= Marmaduke Alexander Lawson =

British botanist (1840–1896)

Marmaduke Alexander Lawson (20 January 1840, Seaton Carew, County Durham – 14 February 1896, Madras) was a British botanist.

Lawson matriculated at Trinity College, Cambridge in 1858 and graduated there B.A. in 1862 and M.A. in 1868. He was Sherardian Professor of Botany and Rural Economy at Oxford from 1868 to 1883, when he resigned in favour of a post in Madras. From 1883 until his death in 1896, he was Director of the Tamil Nadu Botanical Department at Ootacamund and at Madras (formally, Director of Government Cinchona Plantations, Parks, and Gardens, Nilgiris). His duties included naming and arranging the Madras herbarium and overseeing the production and sale of Cinchona bark from the Government Cinchona plantations in the Nilgiri Hills, Nilgiris District.
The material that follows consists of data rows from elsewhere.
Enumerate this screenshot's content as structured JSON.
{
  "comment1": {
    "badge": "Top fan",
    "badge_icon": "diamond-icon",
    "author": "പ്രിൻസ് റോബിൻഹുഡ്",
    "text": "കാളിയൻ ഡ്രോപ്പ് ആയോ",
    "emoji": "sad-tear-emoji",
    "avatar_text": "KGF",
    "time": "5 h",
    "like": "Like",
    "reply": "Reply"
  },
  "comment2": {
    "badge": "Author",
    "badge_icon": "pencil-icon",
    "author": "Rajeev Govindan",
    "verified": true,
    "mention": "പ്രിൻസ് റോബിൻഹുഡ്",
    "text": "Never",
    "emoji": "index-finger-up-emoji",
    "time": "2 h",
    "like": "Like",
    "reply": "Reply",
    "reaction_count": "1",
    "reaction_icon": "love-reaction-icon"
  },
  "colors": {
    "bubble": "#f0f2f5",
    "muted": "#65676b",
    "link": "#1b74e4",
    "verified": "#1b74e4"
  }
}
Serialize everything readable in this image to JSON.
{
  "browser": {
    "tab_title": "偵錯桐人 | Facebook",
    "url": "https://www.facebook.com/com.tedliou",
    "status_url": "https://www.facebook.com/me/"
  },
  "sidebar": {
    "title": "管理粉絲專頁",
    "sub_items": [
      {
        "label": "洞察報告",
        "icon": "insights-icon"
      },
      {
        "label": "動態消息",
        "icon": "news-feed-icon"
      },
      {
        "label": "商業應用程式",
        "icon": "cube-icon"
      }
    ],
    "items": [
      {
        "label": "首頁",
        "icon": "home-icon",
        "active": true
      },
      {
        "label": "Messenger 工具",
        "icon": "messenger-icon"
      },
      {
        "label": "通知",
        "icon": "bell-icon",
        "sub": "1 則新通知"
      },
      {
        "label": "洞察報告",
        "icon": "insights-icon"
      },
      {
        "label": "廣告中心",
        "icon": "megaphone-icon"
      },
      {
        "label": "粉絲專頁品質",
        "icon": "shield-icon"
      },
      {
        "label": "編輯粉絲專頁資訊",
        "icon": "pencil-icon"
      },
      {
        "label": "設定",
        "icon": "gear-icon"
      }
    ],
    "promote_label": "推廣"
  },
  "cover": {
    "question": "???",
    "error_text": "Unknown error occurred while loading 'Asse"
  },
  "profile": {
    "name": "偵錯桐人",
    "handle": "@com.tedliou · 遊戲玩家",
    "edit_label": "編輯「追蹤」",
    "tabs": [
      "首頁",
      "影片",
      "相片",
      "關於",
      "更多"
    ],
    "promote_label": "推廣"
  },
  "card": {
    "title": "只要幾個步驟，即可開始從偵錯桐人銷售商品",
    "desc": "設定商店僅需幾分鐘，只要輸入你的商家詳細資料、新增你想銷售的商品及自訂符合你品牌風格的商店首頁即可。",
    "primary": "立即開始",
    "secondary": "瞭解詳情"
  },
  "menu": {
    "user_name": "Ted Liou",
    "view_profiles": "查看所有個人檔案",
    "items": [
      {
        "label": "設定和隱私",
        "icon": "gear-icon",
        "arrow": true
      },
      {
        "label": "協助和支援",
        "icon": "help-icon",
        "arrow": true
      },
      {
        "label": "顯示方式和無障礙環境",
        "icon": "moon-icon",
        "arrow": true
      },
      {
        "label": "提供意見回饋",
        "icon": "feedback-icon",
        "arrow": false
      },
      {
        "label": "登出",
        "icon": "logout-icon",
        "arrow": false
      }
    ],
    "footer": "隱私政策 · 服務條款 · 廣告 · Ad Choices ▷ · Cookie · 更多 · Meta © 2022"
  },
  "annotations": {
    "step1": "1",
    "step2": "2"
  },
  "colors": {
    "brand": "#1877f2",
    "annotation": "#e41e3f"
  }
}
Lawson was elected F.L.S. in 1869. He was President of the Section of Zoology and Botany of the British Association in 1882.

==Eponyms==
- Pteleopsis myrtifolia (M.A.Lawson) Engl. & Diels

==Selected publications==
- Lawson, M. A. (1869). "On the flora of Skye"
- Lawson, M. A. (1871). "Combretaceae"
- Lawson, M. A. (1875). "Ampelideae"
- Lawson, M. A. (1896). "Notes of a Botanical Tour in Travancore, etc."